The IRSC should be tasked with "reviewing retirement outcomes" and with making recommendations to the government and Financial Conduct Authority on what improvements can be made. The review should include an assessment of advice, products and other solutions available to retiring workers, the NAPF said.
NAPF chief executive Joanne Segars said that the UK pensions industry had had to respond to "swathes of legislation" in the last year and comply with the new rules within "a very tight deadline". She said it was important that changes to pensions regulation "are carefully thought out".
"Ensuring the long term interests of savers, not the short term interests of politicians, are at the heart of pensions policy must be the priority of the next parliament," Segars said. "This last year has been characterised by swathes of legislation that pension schemes now have to implement to a very tight deadline. It is vital for the long term interests of pension savers’ ultimate retirement outcomes that future changes in pensions policy are carefully thought out and implemented, which is why we need an Independent Retirement Savings Commission to focus on the long term and protect the interests of all savers."
A new IRSC would act as "an important check on disproportionate cost" being imposed on pension schemes where the costs are ultimately passed on to savers, NAPF said. It also urged the UK government to fight attempts at EU level to "drive up funding requirements through the creation of a ‘holistic balance sheet’".

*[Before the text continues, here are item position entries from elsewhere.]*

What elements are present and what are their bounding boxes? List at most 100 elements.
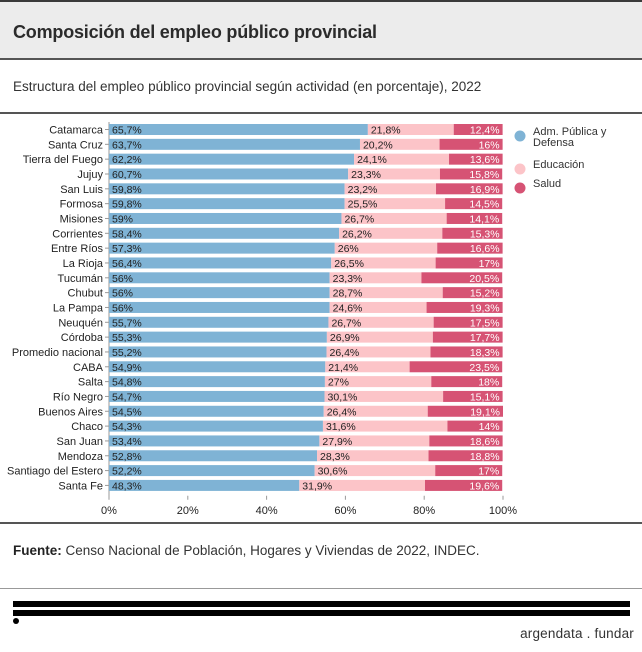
data-label: 23,3% (333, 273, 363, 285)
category-label: Promedio nacional (12, 347, 103, 359)
bar-segment-educaci-n (344, 198, 446, 210)
data-label: 48,3% (112, 480, 142, 492)
data-label: 26,9% (330, 332, 360, 344)
category-label: Catamarca (49, 125, 104, 137)
data-label: 31,6% (326, 421, 356, 433)
bar-segment-salud (449, 153, 503, 165)
header-bar: Composición del empleo público provincia… (0, 0, 642, 60)
category-label: Mendoza (58, 451, 104, 463)
data-label: 60,7% (112, 169, 142, 181)
data-label: 15,8% (469, 169, 499, 181)
bar-segment-salud (430, 346, 503, 358)
bar-segment-salud (447, 420, 503, 432)
bar-segment-educaci-n (299, 479, 425, 491)
category-label: La Rioja (63, 258, 104, 270)
data-label: 25,5% (348, 199, 378, 211)
bar-segment-adm-p-blica-y-defensa (109, 272, 330, 284)
data-label: 56% (112, 288, 133, 300)
data-label: 18,8% (470, 451, 500, 463)
bar-segment-educaci-n (314, 465, 436, 477)
data-label: 53,4% (112, 436, 142, 448)
brand-logo: argendata . fundar (520, 626, 634, 641)
data-label: 55,2% (112, 347, 142, 359)
bar-segment-salud (427, 405, 503, 417)
legend-label: Adm. Pública y (533, 126, 607, 138)
data-label: 54,7% (112, 391, 142, 403)
bar-segment-salud (453, 124, 503, 135)
data-label: 54,8% (112, 377, 142, 389)
data-label: 58,4% (112, 228, 142, 240)
bar-segment-educaci-n (325, 361, 410, 373)
bar-segment-educaci-n (324, 390, 444, 402)
data-label: 59,8% (112, 199, 142, 211)
bar-segment-adm-p-blica-y-defensa (109, 316, 329, 328)
legend-label: Educación (533, 159, 584, 171)
category-label: Santiago del Estero (7, 466, 103, 478)
bar-segment-salud (445, 198, 503, 210)
x-tick-label: 80% (413, 505, 435, 517)
brand-stripe (13, 610, 630, 616)
x-tick-label: 60% (334, 505, 356, 517)
category-label: Chaco (71, 421, 103, 433)
bar-segment-adm-p-blica-y-defensa (109, 450, 318, 462)
bar-segment-salud (443, 390, 503, 402)
bar-segment-adm-p-blica-y-defensa (109, 301, 330, 313)
bar-segment-salud (421, 272, 503, 284)
bar-segment-adm-p-blica-y-defensa (109, 198, 345, 210)
bar-segment-salud (439, 168, 503, 180)
divider (0, 522, 642, 524)
bar-segment-educaci-n (317, 450, 429, 462)
bar-segment-adm-p-blica-y-defensa (109, 390, 325, 402)
legend-swatch-icon (514, 182, 526, 194)
brand-stripe (13, 601, 630, 607)
category-label: Tierra del Fuego (23, 154, 103, 166)
page-title: Composición del empleo público provincia… (13, 22, 377, 42)
bar-segment-educaci-n (322, 420, 448, 432)
data-label: 24,1% (357, 154, 387, 166)
data-label: 23,2% (348, 184, 378, 196)
data-label: 54,3% (112, 421, 142, 433)
bar-segment-salud (442, 227, 503, 239)
category-label: Santa Fe (58, 480, 103, 492)
bar-segment-adm-p-blica-y-defensa (109, 346, 327, 358)
data-label: 30,6% (318, 466, 348, 478)
category-label: Formosa (60, 199, 104, 211)
data-label: 26,5% (334, 258, 364, 270)
data-label: 27,9% (322, 436, 352, 448)
bar-segment-salud (437, 242, 503, 254)
data-label: 18,3% (470, 347, 500, 359)
data-label: 57,3% (112, 243, 142, 255)
bar-segment-educaci-n (348, 168, 440, 180)
data-label: 59% (112, 213, 133, 225)
data-label: 14,5% (469, 199, 499, 211)
x-tick-label: 100% (489, 505, 517, 517)
source-label: Fuente: (13, 543, 62, 558)
data-label: 28,3% (320, 451, 350, 463)
brand-dot (13, 618, 19, 624)
bar-segment-adm-p-blica-y-defensa (109, 361, 326, 373)
data-label: 63,7% (112, 139, 142, 151)
x-tick-label: 20% (177, 505, 199, 517)
data-label: 17% (479, 258, 500, 270)
data-label: 21,8% (371, 125, 401, 137)
bar-segment-adm-p-blica-y-defensa (109, 124, 368, 135)
data-label: 19,3% (470, 302, 500, 314)
data-label: 54,5% (112, 406, 142, 418)
data-label: 20,5% (469, 273, 499, 285)
data-label: 14,1% (469, 213, 499, 225)
data-label: 31,9% (302, 480, 332, 492)
bar-segment-adm-p-blica-y-defensa (109, 465, 315, 477)
data-label: 16,6% (470, 243, 500, 255)
source-note: Fuente: Censo Nacional de Población, Hog… (13, 543, 480, 558)
category-label: San Juan (57, 436, 103, 448)
data-label: 17,5% (470, 317, 500, 329)
data-label: 55,7% (112, 317, 142, 329)
bar-segment-salud (442, 287, 503, 299)
data-label: 52,8% (112, 451, 142, 463)
data-label: 26,4% (329, 347, 359, 359)
bar-segment-adm-p-blica-y-defensa (109, 479, 300, 491)
data-label: 54,9% (112, 362, 142, 374)
data-label: 18% (478, 377, 499, 389)
legend-label: Salud (533, 178, 561, 190)
bar-segment-adm-p-blica-y-defensa (109, 420, 323, 432)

In its paper, the NAPF also called for the next UK government to change the way pensions are regulated. It said the focus of regulation should be on pension trustees. It said there should be a move away from "regulating, prescribing and guiding the activities of the trustees who run pension schemes" to a new regime where the "fitness, competence and expertise" of trustees is regulated in accordance with set criteria.
Pension schemes could only be run by trustee boards that meet the criteria, under the plans.
A new pensions regime is due to come into force in April 2015 and will give members of defined contribution (DC) pension schemes more flexibility to access their savings as they choose without necessarily having to purchase an annuity or facing punitive tax rates.
Once in force, the new regime will continue to allow savers to take up to a quarter of the value of their pension pot tax free on retirement, with any additional lump sum or pension taxed at their normal marginal tax rate. They would then be able to keep their pension invested and access the balance over time. These new flexibilities will be backed by a right to free independent guidance at the point of retirement.
The new Taxation of Pensions Bill was introduced for the first time before parliament earlier this week.